Antiguan and Barbudan Ambassador to Mexico
- In office 2015–2025

Personal details
- Born: St. John's, Antigua and Barbuda
- Party: Antigua and Barbuda Labour Party
- Education: Antigua Girls' High School; Antigua State College; University of Wolverhampton; BPP Law School; University of Oregon School of Law;

= Gail Christian =

Antiguan and Barbudan politician

Gail Christian is an Antiguan and Barbudan politician and former senator. She was a senator of the Upper House of Parliament in Antigua and Barbuda, appointed by Prime Minister Gaston Browne.

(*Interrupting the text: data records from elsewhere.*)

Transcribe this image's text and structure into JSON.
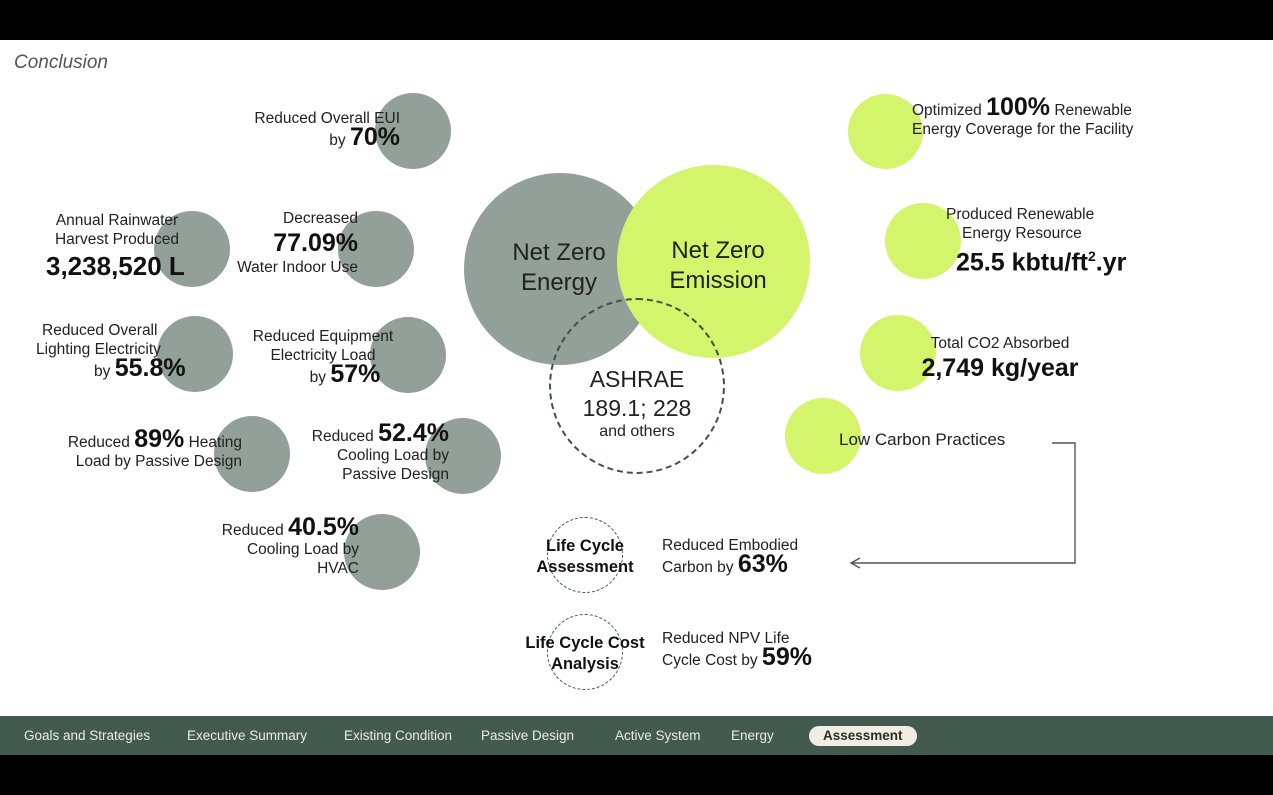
{
  "page": {
    "title": "Conclusion"
  },
  "center": {
    "net_zero_energy": [
      "Net Zero",
      "Energy"
    ],
    "net_zero_emission": [
      "Net Zero",
      "Emission"
    ],
    "ashrae": {
      "line1": "ASHRAE",
      "line2": "189.1; 228",
      "line3": "and others"
    }
  },
  "left_items": {
    "eui": {
      "line1": "Reduced Overall EUI",
      "prefix": "by ",
      "value": "70%"
    },
    "rainwater": {
      "line1": "Annual Rainwater",
      "line2": "Harvest Produced",
      "value": "3,238,520 L"
    },
    "water": {
      "line1": "Decreased",
      "value": "77.09%",
      "line2": "Water Indoor Use"
    },
    "lighting": {
      "line1": "Reduced Overall",
      "line2": "Lighting Electricity",
      "prefix": "by ",
      "value": "55.8%"
    },
    "equipment": {
      "line1": "Reduced Equipment",
      "line2": "Electricity Load",
      "prefix": "by ",
      "value": "57%"
    },
    "heating": {
      "prefix": "Reduced ",
      "value": "89%",
      "suffix": " Heating",
      "line2": "Load by Passive Design"
    },
    "cooling_passive": {
      "prefix": "Reduced ",
      "value": "52.4%",
      "line2": "Cooling Load by",
      "line3": "Passive Design"
    },
    "cooling_hvac": {
      "prefix": "Reduced ",
      "value": "40.5%",
      "line2": "Cooling Load by",
      "line3": "HVAC"
    }
  },
  "right_items": {
    "renewable_coverage": {
      "prefix": "Optimized ",
      "value": "100%",
      "suffix": " Renewable",
      "line2": "Energy Coverage for the Facility"
    },
    "renewable_resource": {
      "line1": "Produced Renewable",
      "line2": "Energy Resource",
      "value": "25.5 kbtu/ft",
      "sup": "2",
      "unit_suffix": ".yr"
    },
    "co2": {
      "line1": "Total CO2 Absorbed",
      "value": "2,749 kg/year"
    },
    "low_carbon": {
      "label": "Low Carbon Practices"
    }
  },
  "bottom_items": {
    "lca": {
      "line1": "Life Cycle",
      "line2": "Assessment",
      "desc1": "Reduced Embodied",
      "desc2": "Carbon by ",
      "value": "63%"
    },
    "lcca": {
      "line1": "Life Cycle Cost",
      "line2": "Analysis",
      "desc1": "Reduced NPV Life",
      "desc2": "Cycle Cost by ",
      "value": "59%"
    }
  },
  "nav": {
    "items": [
      "Goals and Strategies",
      "Executive Summary",
      "Existing Condition",
      "Passive Design",
      "Active System",
      "Energy",
      "Assessment"
    ],
    "active": "Assessment"
  },
  "colors": {
    "gray_circle": "#939f99",
    "lime_circle": "#d4f46c",
    "nav_bg": "#435a51",
    "dashed": "#3f524b"
  }
}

== Early life and education ==
Gail Christian attended the Antigua Girls' High School, where she received her secondary school diploma. After her diploma, she attended Antigua State College where she received her certificates in History, Law, Politics and General Studies. After her graduation from Antigua State College, she enrolled into the University of Wolverhampton in the United Kingdom, where she obtained an LLB Degree (Honors) in 1997. Christian later took the English Bar Course at BPP Law School and obtained the Council of Legal Education Certificate from the University of Oregon School of Law.

== Career ==
In 1998, after her education Christian returned to Antigua and Barbuda where she served as an apprentice with Lake and Kentish, an Antigua-based law firm.

In 1999, she joined the Ministry of Justice and Legal Affairs, Antigua as a public prosecutor. She was attached as Prosecutor to the Office of the Director of Public Prosecutions and to the Royal Police Force of Antigua and Barbuda. In 2004, Christian contested the St. John's Rural West seat under the Antigua Labour Party but was unsuccessful.

After an unsuccessful run at the elections, in 2004, she was appointed Senate Minority Leader of the Upper House of Parliament in Antigua and Barbuda (senate) by the then Leader of the Opposition. She served as the senate minority leader while in the senate up until her resignation in 2013. In 2015, Christian was appointed as Antigua and Barbuda's Ambassador to Mexico by prime minister Gaston Browne.

In 2018, Christian was appointed for a second time senator in the Upper House of Parliament in Antigua and Barbuda.